Their creation became our crisis and the world’s, hence the unprecedented level of support from the US central bank.

And in countries such as Japan, Australia and New Zealand, the central banks had to join the rescue because the crisis threatened their financial systems and economies as the supply of US dollars dried up (the greenback is the lifeblood of international finance and trade).

So remember that inside Australia, the Reserve Bank struggled to keep our financial system and banks liquid and alive in the final quarter of 2008 with $45 billion of repurchases of residential mortgages, the provision of an extra $10 billion in cash to meet a silent run from nervous customers and provided a deposit system to allow worried banks to leave their money in the ‘safest’ bank of all, the central bank.

That was unprecedented, just as the actions of the Fed were astonishing and desperate. For all the talk of the US losing power, the disclosures underline the stark fact that only one central bank could have managed this, the Fed.

The Fed ran six programs to fund various parts of the system in the US and offshore. They are all detailed in this morning’s release from the central bank.

Companies from the mighty General Electric, to the broken Citigroup, the damaged Bank of America and a host of companies and banks small to giant (Barclays of the UK, big French and German banks), did deals with the Fed to get liquidity and keep themselves alive. All had played used The Great Moderation and its cheap credit binge to finance bigger and bigger holes into which they all fell when the game stopped.

The Fed’s primary dealer credit facility (PDCF) was one of the most important of the six areas of support.

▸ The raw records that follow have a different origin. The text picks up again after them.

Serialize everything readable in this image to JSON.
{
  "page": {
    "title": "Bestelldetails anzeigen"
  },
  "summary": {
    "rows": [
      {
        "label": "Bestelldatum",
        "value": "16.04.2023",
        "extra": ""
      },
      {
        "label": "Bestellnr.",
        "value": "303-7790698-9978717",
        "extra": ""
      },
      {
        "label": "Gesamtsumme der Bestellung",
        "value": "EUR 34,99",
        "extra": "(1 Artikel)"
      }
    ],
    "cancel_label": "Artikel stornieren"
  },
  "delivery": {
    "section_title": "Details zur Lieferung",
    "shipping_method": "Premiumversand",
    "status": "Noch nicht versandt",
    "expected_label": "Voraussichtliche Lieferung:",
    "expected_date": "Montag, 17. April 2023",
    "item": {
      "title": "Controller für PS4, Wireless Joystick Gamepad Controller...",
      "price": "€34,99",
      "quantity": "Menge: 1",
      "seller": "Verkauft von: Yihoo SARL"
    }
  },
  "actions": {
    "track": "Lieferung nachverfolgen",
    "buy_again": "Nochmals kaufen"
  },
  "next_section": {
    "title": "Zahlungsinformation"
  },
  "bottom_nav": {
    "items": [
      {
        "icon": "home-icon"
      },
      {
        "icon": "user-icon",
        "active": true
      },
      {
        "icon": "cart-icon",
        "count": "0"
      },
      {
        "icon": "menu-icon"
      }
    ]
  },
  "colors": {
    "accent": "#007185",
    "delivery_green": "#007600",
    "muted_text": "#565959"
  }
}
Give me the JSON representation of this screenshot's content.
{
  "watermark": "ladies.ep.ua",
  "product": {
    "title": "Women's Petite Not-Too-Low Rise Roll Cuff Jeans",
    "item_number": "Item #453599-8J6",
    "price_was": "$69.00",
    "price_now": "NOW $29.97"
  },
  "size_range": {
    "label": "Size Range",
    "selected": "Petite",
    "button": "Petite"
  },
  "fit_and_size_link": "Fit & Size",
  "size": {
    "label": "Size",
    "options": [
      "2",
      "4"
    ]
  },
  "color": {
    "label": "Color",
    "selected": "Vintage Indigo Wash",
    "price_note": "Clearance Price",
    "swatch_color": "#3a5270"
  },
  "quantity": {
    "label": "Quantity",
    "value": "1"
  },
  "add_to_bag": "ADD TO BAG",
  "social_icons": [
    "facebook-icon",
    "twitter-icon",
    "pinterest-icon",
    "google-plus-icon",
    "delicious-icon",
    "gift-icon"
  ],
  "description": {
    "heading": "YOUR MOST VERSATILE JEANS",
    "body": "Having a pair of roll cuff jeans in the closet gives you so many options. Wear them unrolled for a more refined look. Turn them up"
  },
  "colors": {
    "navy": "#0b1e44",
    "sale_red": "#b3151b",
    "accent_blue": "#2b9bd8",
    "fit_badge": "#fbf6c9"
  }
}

It’s detailed tells how the overnight money market in America was kept liquid and functioning by the Fed alone.

The PDCF was started in March 2008 to help support the system was Bear Stearns was imploding, freezing the overnight repurchase market, the main area of short-term funding in the US economy for banks.  This facility enabled dealers to access overnight funds from the Fed instead of the repo market.

The Fed’s disclosures show that Citigroup was the greatest cumulative user of this facility; its one-day demand peaked at $US18.625 billion November 26, 2008, just before the US Treasury stepped in and bailed it out.

(By way of comparison, just think of half a dozen banks in Ireland needing about $US200 billion a month in the past few months from the ECB and the central bank of Ireland to keep alive. Think of that and get an understanding of just of messed up Ireland is, and that was all their own work as well. And to clean up that mess, they have broken the country and forced it into administration).

Many of the Fed’s deals also linked into the US currency swaps with the Bank of England, the European Central Bank, the Bank of Canada, the RBA, the Bank of Japan and Sweden’s central bank to make sure a shortage of greenbacks didn’t collapse an unwitting company or bank in a far off economy and start a domino effect, not that one wasn’t starting as Ireland’s dodgy banks triggered a collapse in Europe.

And it simply amazing, more than 21,000 transactions that enabled US authorities to dole out $US3.3 trillion in aid to banks and companies struggling with a worst downturn since the Great Depression.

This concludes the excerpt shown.